En effet, la Convention relative au Commerce de transit des Etats sans littoral de 1966 et la Convention des Nations Unies sur le droit de la mer de 1982 qui fixent le principe de la liberté d’accès à la mer pour les Etats dépourvus de littoral, comme le Mali. Notre pays a adhéré aux deux conventions, respectivement le 11 octobre 1967 et 16 juillet 1985.

Permettez-moi, Mesdames et Messieurs, de m’appesantir sur la Convention des Nations Unies sur le Droit de la Mer, pour vous donner lecture de l’extrait de la déclaration faite par mon pays, le Mali, au moment où il y apposait sa signature, le 16 juillet 1985, je cite :

« En procédant à la signature de la Convention des Nations Unies sur le droit de la mer, la République du Mali reste convaincue de l’interdépendance des intérêts de tous les peuples comme de la nécessité de fonder la coopération internationale sur, notamment, le respect mutuel, l’égalité, la solidarité à l’échelle mondiale, régionale et sous-régionale, le bon voisinage positif entre États.

Elle réitère ainsi sa déclaration du 30 avril 1982, en réaffirmant que la Convention des Nations Unies sur le droit de la mer, à la négociation et à l’adoption de laquelle le Gouvernement du Mali a participé de bonne foi, constitue un instrument juridique international perfectible.

Au demeurant, la signature de ladite Convention ne porte préjudice à aucun autre instrument conclu ou à conclure par la République du Mali en vue de l’amélioration de sa situation d’État géographiquement désavantagé et enclavé De même, ne sont pas préjugés les éléments éventuels d’une position que le Gouvernement de la République du

Mali jugerait nécessaire de définir vis-à-vis de toute question de droit de la mer en application de l’article 310. En tout état de cause, la présente signature n’exerce aucune influence sur les orientations de la politique extérieure du Mali et sur les droits qu’il tire de sa souveraineté conformément à sa Constitution ou à la Charte des Nations Unies et à toute autre norme pertinente de droit international ». Fin de citation. Voilà la déclaration faite par l’Etat malien au moment de la signature de la convention sur le droit de la mer en 1985.

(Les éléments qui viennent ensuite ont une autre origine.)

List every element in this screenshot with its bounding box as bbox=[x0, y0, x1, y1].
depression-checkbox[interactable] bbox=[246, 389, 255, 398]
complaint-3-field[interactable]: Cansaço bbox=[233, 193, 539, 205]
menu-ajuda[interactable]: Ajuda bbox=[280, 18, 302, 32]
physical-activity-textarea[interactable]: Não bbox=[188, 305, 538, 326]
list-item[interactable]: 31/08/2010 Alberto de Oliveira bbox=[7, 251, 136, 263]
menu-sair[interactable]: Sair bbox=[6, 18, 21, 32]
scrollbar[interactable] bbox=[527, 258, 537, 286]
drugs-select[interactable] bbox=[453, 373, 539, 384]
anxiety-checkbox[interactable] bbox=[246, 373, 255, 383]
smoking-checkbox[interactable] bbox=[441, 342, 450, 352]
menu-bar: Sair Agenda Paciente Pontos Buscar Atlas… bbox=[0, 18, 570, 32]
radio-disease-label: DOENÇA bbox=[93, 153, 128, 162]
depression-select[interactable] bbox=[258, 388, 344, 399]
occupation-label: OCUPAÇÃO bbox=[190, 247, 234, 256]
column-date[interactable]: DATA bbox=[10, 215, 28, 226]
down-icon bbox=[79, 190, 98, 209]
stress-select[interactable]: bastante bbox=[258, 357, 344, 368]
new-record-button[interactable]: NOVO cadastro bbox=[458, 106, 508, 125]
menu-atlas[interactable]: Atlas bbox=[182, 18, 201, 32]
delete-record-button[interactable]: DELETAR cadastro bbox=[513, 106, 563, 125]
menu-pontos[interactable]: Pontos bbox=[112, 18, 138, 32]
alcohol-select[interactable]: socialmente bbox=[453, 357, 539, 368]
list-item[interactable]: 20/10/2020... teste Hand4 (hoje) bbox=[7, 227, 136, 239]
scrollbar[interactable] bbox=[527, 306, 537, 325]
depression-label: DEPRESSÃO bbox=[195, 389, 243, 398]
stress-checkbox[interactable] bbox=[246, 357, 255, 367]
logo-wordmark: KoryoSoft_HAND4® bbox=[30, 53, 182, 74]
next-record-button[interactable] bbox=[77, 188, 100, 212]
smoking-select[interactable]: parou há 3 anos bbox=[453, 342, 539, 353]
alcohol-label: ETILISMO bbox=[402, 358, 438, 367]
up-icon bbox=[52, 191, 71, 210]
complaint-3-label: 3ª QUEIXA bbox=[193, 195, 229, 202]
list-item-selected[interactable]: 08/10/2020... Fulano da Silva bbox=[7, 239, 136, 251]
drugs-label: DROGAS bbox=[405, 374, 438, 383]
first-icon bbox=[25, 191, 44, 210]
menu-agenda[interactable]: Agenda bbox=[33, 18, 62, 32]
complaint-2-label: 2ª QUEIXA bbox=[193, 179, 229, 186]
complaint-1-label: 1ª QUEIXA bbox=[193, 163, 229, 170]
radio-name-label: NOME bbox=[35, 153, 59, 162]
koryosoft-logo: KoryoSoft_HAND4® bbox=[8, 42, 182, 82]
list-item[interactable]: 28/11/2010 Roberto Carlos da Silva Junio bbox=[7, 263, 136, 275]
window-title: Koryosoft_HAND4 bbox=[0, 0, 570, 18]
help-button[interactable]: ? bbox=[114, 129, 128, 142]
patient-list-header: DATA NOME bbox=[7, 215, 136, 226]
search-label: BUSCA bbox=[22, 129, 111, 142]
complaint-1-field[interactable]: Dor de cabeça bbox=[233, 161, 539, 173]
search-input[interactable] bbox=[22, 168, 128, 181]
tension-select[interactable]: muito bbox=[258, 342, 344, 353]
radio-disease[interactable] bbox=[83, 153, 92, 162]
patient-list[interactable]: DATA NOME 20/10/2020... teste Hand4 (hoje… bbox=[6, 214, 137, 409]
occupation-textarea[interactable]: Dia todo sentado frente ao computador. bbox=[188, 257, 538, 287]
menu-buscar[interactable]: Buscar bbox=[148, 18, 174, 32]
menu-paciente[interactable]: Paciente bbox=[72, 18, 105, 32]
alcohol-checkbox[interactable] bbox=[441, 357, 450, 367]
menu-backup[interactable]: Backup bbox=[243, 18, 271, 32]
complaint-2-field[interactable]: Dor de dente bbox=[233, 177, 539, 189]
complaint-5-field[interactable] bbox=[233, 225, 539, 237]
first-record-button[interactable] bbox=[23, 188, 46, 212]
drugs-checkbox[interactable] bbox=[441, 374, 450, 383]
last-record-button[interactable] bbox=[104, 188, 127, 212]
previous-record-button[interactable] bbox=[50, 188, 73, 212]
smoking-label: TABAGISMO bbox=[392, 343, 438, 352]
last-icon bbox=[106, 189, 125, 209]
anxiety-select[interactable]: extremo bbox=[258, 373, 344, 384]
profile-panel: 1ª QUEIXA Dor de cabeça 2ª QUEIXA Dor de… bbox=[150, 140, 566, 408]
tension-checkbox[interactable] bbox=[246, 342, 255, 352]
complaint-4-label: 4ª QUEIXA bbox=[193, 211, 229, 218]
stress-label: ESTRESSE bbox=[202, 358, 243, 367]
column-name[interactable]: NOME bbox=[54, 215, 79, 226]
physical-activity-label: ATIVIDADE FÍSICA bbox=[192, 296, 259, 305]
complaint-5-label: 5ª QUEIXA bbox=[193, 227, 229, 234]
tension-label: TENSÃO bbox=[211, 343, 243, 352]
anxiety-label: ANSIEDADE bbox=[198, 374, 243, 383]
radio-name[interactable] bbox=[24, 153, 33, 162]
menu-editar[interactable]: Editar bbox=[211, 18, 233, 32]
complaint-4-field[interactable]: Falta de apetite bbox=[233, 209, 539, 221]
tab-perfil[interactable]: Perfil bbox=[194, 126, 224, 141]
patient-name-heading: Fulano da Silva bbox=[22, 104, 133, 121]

C’est fort de ces principes et conscient qu’en usant du fait du Prince, la CEDEAO et ses Etats membres sont dans l’excès et dans l’abus de droit, que le Gouvernement du Mali a élaboré le Plan de riposte pour la sauvegarde de la souveraineté et la préservation de l’intégrité du territoire national ; Plan de riposte adopté par le Conseil Supérieur de Défense, le 14 janvier 2022.

Je m’empresse de vous rassurez que le Mali demeure une terre de dialogue. Notre pays et notre peuple, profondément pacifistes et tolérants, n’entendent engager de bras de fer avec aucun Etat, ni avec aucune institution, surtout pas avec les peuples frères de la sous-région avec lesquels il est lié par un destin commun, par l’histoire et la géographie.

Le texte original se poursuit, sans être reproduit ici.